DiCaprio excels in “The Revenant”

DiCaprio’s performance might help him win the Academy Award for Best Actor. He has received an award nomination four times.  

Andrew Shermoen

Alejandro González Iñáritu is a master behind the camera. Last year he directed the stunning “Birdman” which was composed of stunningly beautiful tracking shots that not only added constant momentum to the story, but kept the humor fresh. The continuous shot is always breathtaking and demands actors be at the top of their game for long period of time. “The Revenant” is another example of Iñáritu and the cinematographer Emmanuel Lubezki’s intense attention to detail and perfection.

Hugh Glass (Leonardo DiCaprio) is a fur trapper working with a company in the Louisiana Purchase in the 1820s.

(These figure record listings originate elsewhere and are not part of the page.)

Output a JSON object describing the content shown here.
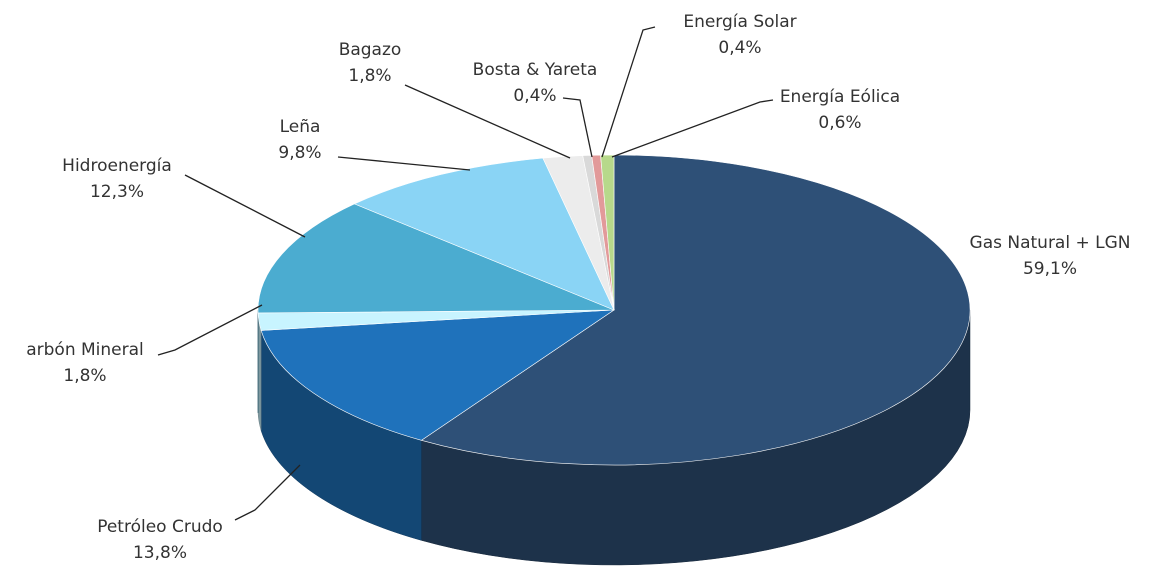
{
  "chart_data": {
    "type": "pie",
    "categories": [
      "Gas Natural + LGN",
      "Petróleo Crudo",
      "arbón Mineral",
      "Hidroenergía",
      "Leña",
      "Bagazo",
      "Bosta & Yareta",
      "Energía Solar",
      "Energía Eólica"
    ],
    "values": [
      59.1,
      13.8,
      1.8,
      12.3,
      9.8,
      1.8,
      0.4,
      0.4,
      0.6
    ],
    "value_labels": [
      "59,1%",
      "13,8%",
      "1,8%",
      "12,3%",
      "9,8%",
      "1,8%",
      "0,4%",
      "0,4%",
      "0,6%"
    ],
    "colors": [
      "#2e5077",
      "#1f72bb",
      "#c8f4ff",
      "#4bacd0",
      "#8ad4f5",
      "#ececec",
      "#d9d9d9",
      "#e29a9a",
      "#b7d98b"
    ]
  }
}
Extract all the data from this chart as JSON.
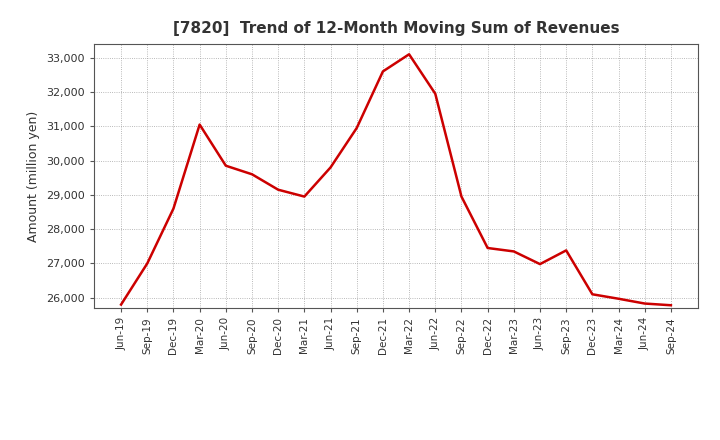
{
  "title": "[7820]  Trend of 12-Month Moving Sum of Revenues",
  "ylabel": "Amount (million yen)",
  "line_color": "#cc0000",
  "background_color": "#ffffff",
  "grid_color": "#999999",
  "ylim": [
    25700,
    33400
  ],
  "yticks": [
    26000,
    27000,
    28000,
    29000,
    30000,
    31000,
    32000,
    33000
  ],
  "labels": [
    "Jun-19",
    "Sep-19",
    "Dec-19",
    "Mar-20",
    "Jun-20",
    "Sep-20",
    "Dec-20",
    "Mar-21",
    "Jun-21",
    "Sep-21",
    "Dec-21",
    "Mar-22",
    "Jun-22",
    "Sep-22",
    "Dec-22",
    "Mar-23",
    "Jun-23",
    "Sep-23",
    "Dec-23",
    "Mar-24",
    "Jun-24",
    "Sep-24"
  ],
  "values": [
    25800,
    27000,
    28600,
    31050,
    29850,
    29600,
    29150,
    28950,
    29800,
    30950,
    32600,
    33100,
    31950,
    28950,
    27450,
    27350,
    26980,
    27380,
    26100,
    25970,
    25830,
    25780
  ]
}
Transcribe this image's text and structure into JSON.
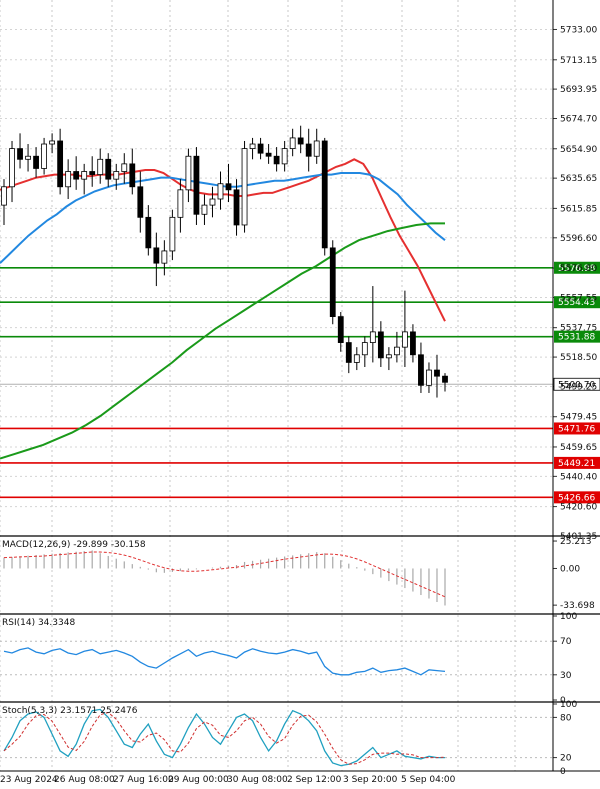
{
  "chart_data": {
    "type": "candlestick",
    "x_labels": [
      "23 Aug 2024",
      "26 Aug 08:00",
      "27 Aug 16:00",
      "29 Aug 00:00",
      "30 Aug 08:00",
      "2 Sep 12:00",
      "3 Sep 20:00",
      "5 Sep 04:00"
    ],
    "price_ticks": [
      "5733.00",
      "5713.15",
      "5693.95",
      "5674.70",
      "5654.90",
      "5635.65",
      "5615.85",
      "5596.60",
      "5576.80",
      "5557.55",
      "5537.75",
      "5518.50",
      "5499.25",
      "5479.45",
      "5459.65",
      "5440.40",
      "5420.60",
      "5401.35"
    ],
    "price_range": [
      5401.35,
      5752.3
    ],
    "current_price": "5500.70",
    "levels": [
      {
        "label": "5576.98",
        "value": 5576.98,
        "color": "#0a8a0a"
      },
      {
        "label": "5554.43",
        "value": 5554.43,
        "color": "#0a8a0a"
      },
      {
        "label": "5531.88",
        "value": 5531.88,
        "color": "#0a8a0a"
      },
      {
        "label": "5471.76",
        "value": 5471.76,
        "color": "#e00000"
      },
      {
        "label": "5449.21",
        "value": 5449.21,
        "color": "#e00000"
      },
      {
        "label": "5426.66",
        "value": 5426.66,
        "color": "#e00000"
      }
    ],
    "candles": [
      [
        5618,
        5635,
        5605,
        5630
      ],
      [
        5630,
        5660,
        5620,
        5655
      ],
      [
        5655,
        5665,
        5642,
        5648
      ],
      [
        5648,
        5658,
        5640,
        5650
      ],
      [
        5650,
        5656,
        5636,
        5642
      ],
      [
        5642,
        5662,
        5638,
        5658
      ],
      [
        5658,
        5665,
        5652,
        5660
      ],
      [
        5660,
        5668,
        5625,
        5630
      ],
      [
        5630,
        5648,
        5622,
        5640
      ],
      [
        5640,
        5650,
        5628,
        5635
      ],
      [
        5635,
        5645,
        5625,
        5640
      ],
      [
        5640,
        5650,
        5630,
        5638
      ],
      [
        5638,
        5655,
        5632,
        5648
      ],
      [
        5648,
        5652,
        5630,
        5635
      ],
      [
        5635,
        5645,
        5628,
        5640
      ],
      [
        5640,
        5652,
        5632,
        5645
      ],
      [
        5645,
        5655,
        5625,
        5630
      ],
      [
        5630,
        5640,
        5600,
        5610
      ],
      [
        5610,
        5618,
        5585,
        5590
      ],
      [
        5590,
        5600,
        5565,
        5580
      ],
      [
        5580,
        5595,
        5572,
        5588
      ],
      [
        5588,
        5615,
        5582,
        5610
      ],
      [
        5610,
        5635,
        5600,
        5628
      ],
      [
        5628,
        5655,
        5620,
        5650
      ],
      [
        5650,
        5656,
        5605,
        5612
      ],
      [
        5612,
        5625,
        5605,
        5618
      ],
      [
        5618,
        5630,
        5610,
        5622
      ],
      [
        5622,
        5640,
        5615,
        5632
      ],
      [
        5632,
        5645,
        5620,
        5628
      ],
      [
        5628,
        5635,
        5598,
        5605
      ],
      [
        5605,
        5660,
        5600,
        5655
      ],
      [
        5655,
        5662,
        5648,
        5658
      ],
      [
        5658,
        5662,
        5648,
        5652
      ],
      [
        5652,
        5658,
        5645,
        5650
      ],
      [
        5650,
        5656,
        5640,
        5645
      ],
      [
        5645,
        5660,
        5640,
        5655
      ],
      [
        5655,
        5668,
        5650,
        5662
      ],
      [
        5662,
        5670,
        5652,
        5658
      ],
      [
        5658,
        5668,
        5640,
        5650
      ],
      [
        5650,
        5668,
        5645,
        5660
      ],
      [
        5660,
        5662,
        5585,
        5590
      ],
      [
        5590,
        5595,
        5540,
        5545
      ],
      [
        5545,
        5548,
        5522,
        5528
      ],
      [
        5528,
        5532,
        5508,
        5515
      ],
      [
        5515,
        5525,
        5510,
        5520
      ],
      [
        5520,
        5532,
        5512,
        5528
      ],
      [
        5528,
        5565,
        5515,
        5535
      ],
      [
        5535,
        5542,
        5512,
        5518
      ],
      [
        5518,
        5525,
        5510,
        5520
      ],
      [
        5520,
        5535,
        5515,
        5525
      ],
      [
        5525,
        5562,
        5512,
        5535
      ],
      [
        5535,
        5540,
        5515,
        5520
      ],
      [
        5520,
        5528,
        5495,
        5500
      ],
      [
        5500,
        5515,
        5495,
        5510
      ],
      [
        5510,
        5520,
        5492,
        5506
      ],
      [
        5506,
        5508,
        5496,
        5502
      ]
    ],
    "ma_series": [
      {
        "color": "#e53030",
        "values": [
          5628,
          5630,
          5632,
          5634,
          5636,
          5637,
          5638,
          5638,
          5638,
          5637,
          5637,
          5638,
          5638,
          5638,
          5639,
          5640,
          5641,
          5641,
          5639,
          5635,
          5631,
          5628,
          5626,
          5625,
          5625,
          5625,
          5624,
          5624,
          5625,
          5626,
          5626,
          5628,
          5630,
          5632,
          5634,
          5637,
          5640,
          5643,
          5645,
          5648,
          5645,
          5636,
          5623,
          5610,
          5598,
          5588,
          5578,
          5566,
          5554,
          5542
        ]
      },
      {
        "color": "#2288e0",
        "values": [
          5580,
          5586,
          5592,
          5598,
          5603,
          5608,
          5612,
          5617,
          5621,
          5624,
          5627,
          5629,
          5631,
          5632,
          5633,
          5634,
          5635,
          5636,
          5636,
          5635,
          5634,
          5633,
          5632,
          5631,
          5630,
          5630,
          5631,
          5632,
          5633,
          5634,
          5634,
          5635,
          5636,
          5637,
          5638,
          5638,
          5639,
          5639,
          5639,
          5638,
          5635,
          5630,
          5625,
          5618,
          5612,
          5606,
          5600,
          5595
        ]
      },
      {
        "color": "#1a9a1a",
        "values": [
          5452,
          5455,
          5458,
          5461,
          5465,
          5469,
          5474,
          5480,
          5487,
          5494,
          5501,
          5508,
          5515,
          5523,
          5530,
          5537,
          5543,
          5549,
          5555,
          5561,
          5567,
          5573,
          5578,
          5584,
          5590,
          5595,
          5598,
          5601,
          5603,
          5605,
          5606,
          5606
        ]
      }
    ],
    "macd": {
      "label": "MACD(12,26,9) -29.899 -30.158",
      "ticks": [
        "25.213",
        "0.00",
        "-33.698"
      ]
    },
    "rsi": {
      "label": "RSI(14) 34.3348",
      "ticks": [
        "100",
        "70",
        "30",
        "0"
      ]
    },
    "stoch": {
      "label": "Stoch(5,3,3) 23.1571 25.2476",
      "ticks": [
        "100",
        "80",
        "20",
        "0"
      ]
    }
  }
}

The group is led by Captain Andrew Henry (Domhnall Gleeson) when the hunting party is attacked by a Native American tribe. The remaining survivors make an escape and Glass is attacked and mauled by a bear, leaving him gravely wounded. When circumstances make it impossible for the group to remain with Glass until he can recover, they are forced to leave him for dead, to which he does not take kindly.

The acting in the film is top-notch. Tom Hardy as Fitzgerald once again adopts an accent that makes him difficult to understand, but his dedication to the physical acting and his intense persona breathes life into his character. Domhnall Gleeson once again gives a fantastic performance in probably the most exciting career of his year, giving amazing performances in “Ex Machina,” “Brooklyn” and “Star Wars: The Force Awakens” as well.

Of course, the real star of the film is Leonardo DiCaprio who is giving one of the best performances of the year, and one that hopefully will help him earn an Oscar that he has deserved for several years now. His performance is filled with scenes of intense physical exertion, wading in knee-high freezing cold water, convincingly portraying a bear attack and having to do all this in takes that usually continue for ten minutes at a time. His performance is one of the most astonishing ones of the year and very entertaining to watch.

The film is also brilliantly shot by cinematographer Emmanuel Lubezki who also worked on “Birdman,” Iñáritu’s last film. Lubezki’s style not only utilizes the continuous shot, but also includes sweeping shots of beautiful vistas. The film exudes a beauty in a way that epic films of the 1960s did.

My only complaint is that Iñáritu relishes in his work a little too much. The film is entirely too long and there are sections that can leave you wishing the film would simply continue. While that makes it slow at certain points it doesn’t change the fact that the film is still of the utmost quality. It is one of DiCaprio’s best films and it is incredibly beautiful and a spectacle of filmmaking.